Зная, что несправедлив, Саго сказал:
— А интеллектуально вы — белый.
— Это уже из Руссо, но у меня полное право чувствовать так, как мне хочется. Мне хочется быть черным. Я вполне мог бы родиться черным, как воронье крыло.
— И заморить себя онанизмом.
— Вам нравится быть вульгарным?
— Изысканный английский упрек. Поразительно, как много в вас английского. Может, именно поэтому вы так агрессивны. Послушайте, меня тошнит от всякой любви к себе. Даже национализм — это, некоторым образом, любовь к себе, хотя у него есть реальные основания. Особенно тошнотворен культ черной красоты. Что же тогда делать альбиносам — идти и топиться?

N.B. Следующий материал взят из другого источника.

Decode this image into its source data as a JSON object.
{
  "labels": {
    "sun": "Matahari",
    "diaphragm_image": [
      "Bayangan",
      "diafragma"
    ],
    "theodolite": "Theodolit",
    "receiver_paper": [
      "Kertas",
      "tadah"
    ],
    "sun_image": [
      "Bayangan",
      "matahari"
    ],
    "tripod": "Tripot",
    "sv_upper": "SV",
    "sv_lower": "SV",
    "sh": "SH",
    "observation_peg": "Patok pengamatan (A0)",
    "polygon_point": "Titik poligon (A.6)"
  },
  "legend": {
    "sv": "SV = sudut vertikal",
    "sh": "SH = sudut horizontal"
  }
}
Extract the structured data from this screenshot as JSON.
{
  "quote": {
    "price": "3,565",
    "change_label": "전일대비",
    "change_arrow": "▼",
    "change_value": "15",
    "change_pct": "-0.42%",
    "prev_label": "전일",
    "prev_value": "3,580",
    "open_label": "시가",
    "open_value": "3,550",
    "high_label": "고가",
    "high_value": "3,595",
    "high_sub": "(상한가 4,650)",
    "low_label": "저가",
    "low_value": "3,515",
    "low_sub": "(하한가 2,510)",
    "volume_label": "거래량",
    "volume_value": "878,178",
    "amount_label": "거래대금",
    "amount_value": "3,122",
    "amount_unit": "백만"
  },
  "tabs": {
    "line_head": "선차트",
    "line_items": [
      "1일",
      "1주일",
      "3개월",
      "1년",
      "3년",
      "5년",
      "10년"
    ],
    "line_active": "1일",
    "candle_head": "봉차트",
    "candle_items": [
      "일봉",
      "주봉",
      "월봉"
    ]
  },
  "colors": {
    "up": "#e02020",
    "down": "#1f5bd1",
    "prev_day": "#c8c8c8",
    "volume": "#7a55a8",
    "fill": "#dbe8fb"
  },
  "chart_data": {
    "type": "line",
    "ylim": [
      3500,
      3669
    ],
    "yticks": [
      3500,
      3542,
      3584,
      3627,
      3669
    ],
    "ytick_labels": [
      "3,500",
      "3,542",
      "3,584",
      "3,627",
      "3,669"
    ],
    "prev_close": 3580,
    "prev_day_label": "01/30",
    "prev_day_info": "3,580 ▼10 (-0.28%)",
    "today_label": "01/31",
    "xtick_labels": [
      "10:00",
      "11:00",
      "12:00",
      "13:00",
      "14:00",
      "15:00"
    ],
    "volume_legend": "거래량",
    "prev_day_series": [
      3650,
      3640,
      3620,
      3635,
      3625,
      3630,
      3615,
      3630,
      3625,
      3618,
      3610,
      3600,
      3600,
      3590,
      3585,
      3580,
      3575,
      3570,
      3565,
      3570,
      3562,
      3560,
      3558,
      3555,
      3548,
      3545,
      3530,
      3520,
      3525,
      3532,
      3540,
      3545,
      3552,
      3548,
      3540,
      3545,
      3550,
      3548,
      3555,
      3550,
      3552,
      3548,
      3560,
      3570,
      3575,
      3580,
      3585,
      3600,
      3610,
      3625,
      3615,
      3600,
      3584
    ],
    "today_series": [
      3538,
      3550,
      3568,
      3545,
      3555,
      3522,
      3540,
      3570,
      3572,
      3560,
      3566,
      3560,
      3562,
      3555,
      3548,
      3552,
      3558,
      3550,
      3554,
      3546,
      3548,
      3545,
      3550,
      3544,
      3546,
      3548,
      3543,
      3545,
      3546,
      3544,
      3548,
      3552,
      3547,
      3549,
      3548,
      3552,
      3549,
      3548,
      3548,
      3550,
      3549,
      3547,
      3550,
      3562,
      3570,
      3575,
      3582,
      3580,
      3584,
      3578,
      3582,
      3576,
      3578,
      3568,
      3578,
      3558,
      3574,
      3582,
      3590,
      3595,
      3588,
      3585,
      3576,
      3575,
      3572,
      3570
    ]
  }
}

До этой минуты Лазарь не приходил ему в голову. Теперь же, вспомнив о нем, он неожиданно забеспокоился и встал.
— Вы уходите?
— Да.
— Стало быть, вы не считаете свою черную кожу прекрасной?
— Я никогда об этом не думал. Вчера вечером на приеме я видел белую девушку, и она показалась мне прекрасной. С чисто эстетической точки зрения. Я не очень помню, какого цвета у нее кожа. Когда вы рассуждаете о жизни в черной коже, я чувствую, как у вас течет слюна, и раз уж я родился черным — что не достоинство и не недостаток, — то меня тошнит от подобных мнений.